In this study, the researchers also found that 29.6% (n = 103) of patients treated with dupilumab had no exacerbation at week 24, compared to 7.7% (n = 15) of the placebo group, with an ACQ-5 score of less than 1.5. and a post-bronchodilator FEV1 of at least 80%, which was classified as clinical remission.
In the recent study, Batemen and colleagues analyzed the QUEST / TRAVERSE study population with and without evidence of an allergic asthma phenotype at baseline and with characteristics of a type 2 inflammatory phenotype according to the criteria. GINA.

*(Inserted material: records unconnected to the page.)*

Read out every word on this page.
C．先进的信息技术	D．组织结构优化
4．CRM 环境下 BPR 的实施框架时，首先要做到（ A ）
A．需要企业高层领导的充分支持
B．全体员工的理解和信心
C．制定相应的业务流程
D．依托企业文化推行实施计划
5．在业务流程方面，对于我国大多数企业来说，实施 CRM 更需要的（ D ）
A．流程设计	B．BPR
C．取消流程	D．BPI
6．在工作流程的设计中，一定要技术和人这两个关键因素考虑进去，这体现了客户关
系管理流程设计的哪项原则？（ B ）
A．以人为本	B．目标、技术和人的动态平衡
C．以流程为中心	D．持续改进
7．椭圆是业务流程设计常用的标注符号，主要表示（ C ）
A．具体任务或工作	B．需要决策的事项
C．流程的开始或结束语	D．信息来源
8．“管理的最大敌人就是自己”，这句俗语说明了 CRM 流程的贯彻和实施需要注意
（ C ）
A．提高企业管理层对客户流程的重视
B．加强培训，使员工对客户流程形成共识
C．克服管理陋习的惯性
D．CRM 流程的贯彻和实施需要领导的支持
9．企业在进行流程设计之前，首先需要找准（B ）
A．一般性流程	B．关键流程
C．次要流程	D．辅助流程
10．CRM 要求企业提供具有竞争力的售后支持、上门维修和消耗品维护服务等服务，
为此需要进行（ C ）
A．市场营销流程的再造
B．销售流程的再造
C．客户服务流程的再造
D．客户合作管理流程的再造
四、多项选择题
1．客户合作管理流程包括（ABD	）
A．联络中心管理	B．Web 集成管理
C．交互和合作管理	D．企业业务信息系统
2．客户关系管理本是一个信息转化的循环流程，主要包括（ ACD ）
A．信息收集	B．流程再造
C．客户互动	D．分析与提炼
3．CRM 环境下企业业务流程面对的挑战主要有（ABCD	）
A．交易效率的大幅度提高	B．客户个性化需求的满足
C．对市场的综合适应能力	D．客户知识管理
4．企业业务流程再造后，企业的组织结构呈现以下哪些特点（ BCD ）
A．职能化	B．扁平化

Batemen and investigators recruited LIBERTY ASTHMA QUEST trial participants, all ages 12 and older.
Patients in the LIBERTY ASTHMA QUEST trial who participated in the OLE LIBERTY TRAVERSE study included patients with or without evidence of an allergic asthma phenotype, as well as blood eosinophils ≥ 150 cells / µL at baseline and FeNO ≥ 20 ppb at the beginning.
The investigators established a dupilumab group and a placebo group. Participants in dupilumab received 200 to 300 mg of the biologic every 2 weeks.
Annualized exacerbation rates in patients with type 2 asthma with and without evidence of allergic phenotypes were recorded, as well as changes in pre-bronchodilator FEV1 in these same groups.
Overall results were recorded at 96 weeks.
The results of the TRAVERSE study mirrored those recorded in the QUEST study.
The annualized rates of asthma attacks in people with ≥ 150 blood eosinophils / µL were 0.32 versus 0.37 in allergy sufferers and 0.27 versus 0.30 in non-allergic people.
In addition, the mean improvement in FEV1 LS from baseline of QUEST in people with ≥ 150 blood eosinophils / µL was 0.35 L versus 0.39 L in allergy sufferers and 0.36 L versus 0.37 L in people without allergies.
Batemen and colleagues noted that dupilumab reduced the rate of exacerbation in patients with type 2 inflammatory asthma. An improvement in pre-bronchodilator FEV1 was also recorded, which was maintained through the 96 weeks of l ‘study.
As mentioned earlier, allergic phenotypes did not influence the study results.